Since a peanut is actually a legume, and since all attempts to have it re-named "pea-legume" have come to naught, doesn't this mean that truth in advertising requires that labels on such products should read
Mixed Nuts & "Peanuts"?
And maybe even a little * after the "Peanuts"
with the legume information.

This reminds me of two "nut" jokes.
The first is from The Simpsons.  Homer has been kidnapped and taken to Brazil.  As they are tooling down the Amazon River, he says to his (Brazilian) kidnapper,
Homer Simpson: Listen, I really need a rest stop.
Kidnapper #2: Again? 
Homer Simpson: I have a bladder the size of a Brazil nut.
Kidnapper: Uh... We just call them nuts here.

Is that funny or what?
The second isn't actually a nut joke, come to think of it.  But it is a Brazilian joke, so you see there's just that one degree of separation. Okay.  It goes like this:

George Bush was receiving his daily report from his Defense Secretary, Donald Rumsfeld. 
During the report, Rumsfeld said; “And yesterday, three Brazilian soldiers were killed in Iraq.” George suddenly went pale, put his head in his hands and began to sweat profusely. 
His staff were astounded. They had never seen the president react like this to such a small loss. Then, after he had recovered slightly, the president brought his head up and quietly asked the aide next to him, "Just how many is a brazilian?" 



Good times.

Thursday, July 2, 2015

The Melancholy of Resistance by László Krasznahorkai: 2 Things

Thing 1:

" . . . he decided to demolish the few rarely used rickety old bridges that still existed between him and the world, to apply the rules of his earlier self-distancing from an ever more lawless society with even greater rigor, to leave this fatal stew to rot by itself and withdraw completely with only his friend for company."
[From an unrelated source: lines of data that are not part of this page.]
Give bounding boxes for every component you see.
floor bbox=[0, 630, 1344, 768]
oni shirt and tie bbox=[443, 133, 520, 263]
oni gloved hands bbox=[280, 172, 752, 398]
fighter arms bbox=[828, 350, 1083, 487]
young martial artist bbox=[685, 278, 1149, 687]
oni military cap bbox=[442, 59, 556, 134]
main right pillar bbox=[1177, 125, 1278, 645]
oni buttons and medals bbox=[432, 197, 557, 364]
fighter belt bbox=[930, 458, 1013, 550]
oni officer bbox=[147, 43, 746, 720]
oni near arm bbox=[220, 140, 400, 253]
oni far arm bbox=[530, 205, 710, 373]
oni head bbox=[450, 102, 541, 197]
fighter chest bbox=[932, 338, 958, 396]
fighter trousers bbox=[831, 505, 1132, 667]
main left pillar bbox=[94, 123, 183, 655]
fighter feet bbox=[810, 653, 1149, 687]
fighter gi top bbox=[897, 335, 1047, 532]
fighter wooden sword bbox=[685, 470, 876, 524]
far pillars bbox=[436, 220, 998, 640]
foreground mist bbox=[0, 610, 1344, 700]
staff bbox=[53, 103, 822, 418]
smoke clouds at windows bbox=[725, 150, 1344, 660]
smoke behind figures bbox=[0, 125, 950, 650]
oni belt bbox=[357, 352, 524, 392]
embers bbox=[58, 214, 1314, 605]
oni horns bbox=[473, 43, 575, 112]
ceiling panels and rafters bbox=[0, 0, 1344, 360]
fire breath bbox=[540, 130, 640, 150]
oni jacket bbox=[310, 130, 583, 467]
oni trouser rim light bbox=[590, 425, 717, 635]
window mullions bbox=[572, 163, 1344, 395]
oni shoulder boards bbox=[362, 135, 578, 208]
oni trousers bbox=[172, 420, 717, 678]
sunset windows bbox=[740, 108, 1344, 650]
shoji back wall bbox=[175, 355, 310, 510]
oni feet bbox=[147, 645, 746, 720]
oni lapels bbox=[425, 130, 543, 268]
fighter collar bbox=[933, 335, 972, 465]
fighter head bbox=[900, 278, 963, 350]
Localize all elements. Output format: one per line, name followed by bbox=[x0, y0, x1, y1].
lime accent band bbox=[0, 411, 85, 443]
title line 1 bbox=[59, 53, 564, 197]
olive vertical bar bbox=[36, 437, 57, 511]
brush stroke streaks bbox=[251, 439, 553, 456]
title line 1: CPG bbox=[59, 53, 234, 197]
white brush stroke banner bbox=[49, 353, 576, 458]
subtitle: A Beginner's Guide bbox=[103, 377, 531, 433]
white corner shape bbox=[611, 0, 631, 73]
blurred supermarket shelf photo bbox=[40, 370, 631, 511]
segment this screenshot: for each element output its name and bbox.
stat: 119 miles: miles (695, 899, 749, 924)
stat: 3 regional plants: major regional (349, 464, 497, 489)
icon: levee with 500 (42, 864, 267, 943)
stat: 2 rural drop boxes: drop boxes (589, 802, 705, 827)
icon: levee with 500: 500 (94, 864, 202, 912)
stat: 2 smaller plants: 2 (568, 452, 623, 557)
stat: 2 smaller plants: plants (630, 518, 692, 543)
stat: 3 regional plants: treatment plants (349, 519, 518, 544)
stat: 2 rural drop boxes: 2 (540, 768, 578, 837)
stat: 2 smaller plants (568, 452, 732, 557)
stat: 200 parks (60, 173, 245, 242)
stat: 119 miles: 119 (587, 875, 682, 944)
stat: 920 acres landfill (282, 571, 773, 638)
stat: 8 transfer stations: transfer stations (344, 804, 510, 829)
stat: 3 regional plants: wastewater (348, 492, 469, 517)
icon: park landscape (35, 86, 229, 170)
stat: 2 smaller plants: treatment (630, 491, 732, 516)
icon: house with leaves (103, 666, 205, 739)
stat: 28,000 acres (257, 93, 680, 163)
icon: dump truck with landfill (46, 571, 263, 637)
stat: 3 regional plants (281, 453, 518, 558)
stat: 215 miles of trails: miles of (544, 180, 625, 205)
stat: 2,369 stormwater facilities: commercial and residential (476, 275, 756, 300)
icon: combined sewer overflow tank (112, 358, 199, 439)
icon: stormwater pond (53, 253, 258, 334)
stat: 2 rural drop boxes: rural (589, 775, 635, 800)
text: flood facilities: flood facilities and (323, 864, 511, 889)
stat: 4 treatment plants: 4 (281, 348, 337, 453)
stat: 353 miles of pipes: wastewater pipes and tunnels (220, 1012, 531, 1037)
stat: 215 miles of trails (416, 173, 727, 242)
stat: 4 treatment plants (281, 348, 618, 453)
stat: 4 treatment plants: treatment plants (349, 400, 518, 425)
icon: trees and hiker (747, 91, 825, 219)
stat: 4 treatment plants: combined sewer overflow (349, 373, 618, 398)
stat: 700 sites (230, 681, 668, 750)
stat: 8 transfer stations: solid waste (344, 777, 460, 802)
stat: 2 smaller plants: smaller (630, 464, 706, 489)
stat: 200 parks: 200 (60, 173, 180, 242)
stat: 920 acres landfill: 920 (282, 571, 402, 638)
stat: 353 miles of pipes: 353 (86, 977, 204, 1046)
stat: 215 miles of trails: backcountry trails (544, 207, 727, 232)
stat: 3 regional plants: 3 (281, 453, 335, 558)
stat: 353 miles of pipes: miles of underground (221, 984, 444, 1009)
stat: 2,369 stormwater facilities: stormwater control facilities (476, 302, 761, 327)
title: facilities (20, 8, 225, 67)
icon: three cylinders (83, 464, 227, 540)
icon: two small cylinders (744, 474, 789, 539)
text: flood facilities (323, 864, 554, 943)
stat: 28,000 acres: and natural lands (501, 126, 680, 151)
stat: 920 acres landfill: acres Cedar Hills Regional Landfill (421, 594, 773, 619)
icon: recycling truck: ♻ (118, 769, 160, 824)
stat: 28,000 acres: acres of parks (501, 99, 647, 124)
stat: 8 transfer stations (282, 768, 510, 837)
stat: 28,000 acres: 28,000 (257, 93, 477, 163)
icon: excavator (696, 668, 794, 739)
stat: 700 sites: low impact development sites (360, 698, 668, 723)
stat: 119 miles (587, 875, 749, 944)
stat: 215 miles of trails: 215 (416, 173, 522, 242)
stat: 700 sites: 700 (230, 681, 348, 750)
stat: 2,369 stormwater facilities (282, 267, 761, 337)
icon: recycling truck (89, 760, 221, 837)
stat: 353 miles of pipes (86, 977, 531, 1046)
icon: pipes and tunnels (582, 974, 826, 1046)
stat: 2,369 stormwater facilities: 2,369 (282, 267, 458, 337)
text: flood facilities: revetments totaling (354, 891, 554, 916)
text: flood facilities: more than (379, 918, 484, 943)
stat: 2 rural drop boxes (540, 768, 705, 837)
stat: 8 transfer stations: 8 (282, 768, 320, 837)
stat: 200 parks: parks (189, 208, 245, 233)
Third try to comment on the above.  None of it quite right, so just this:  I know the feeling, but haven't started burning in earnest.

Thing 2:


" . . . his home . . . where the tiniest thing possessed some significance . . . . "

What a lovely way to describe the importance and meaning of home.  Yes, as a matter of fact, I DO need that broken Gorton's bobblehead.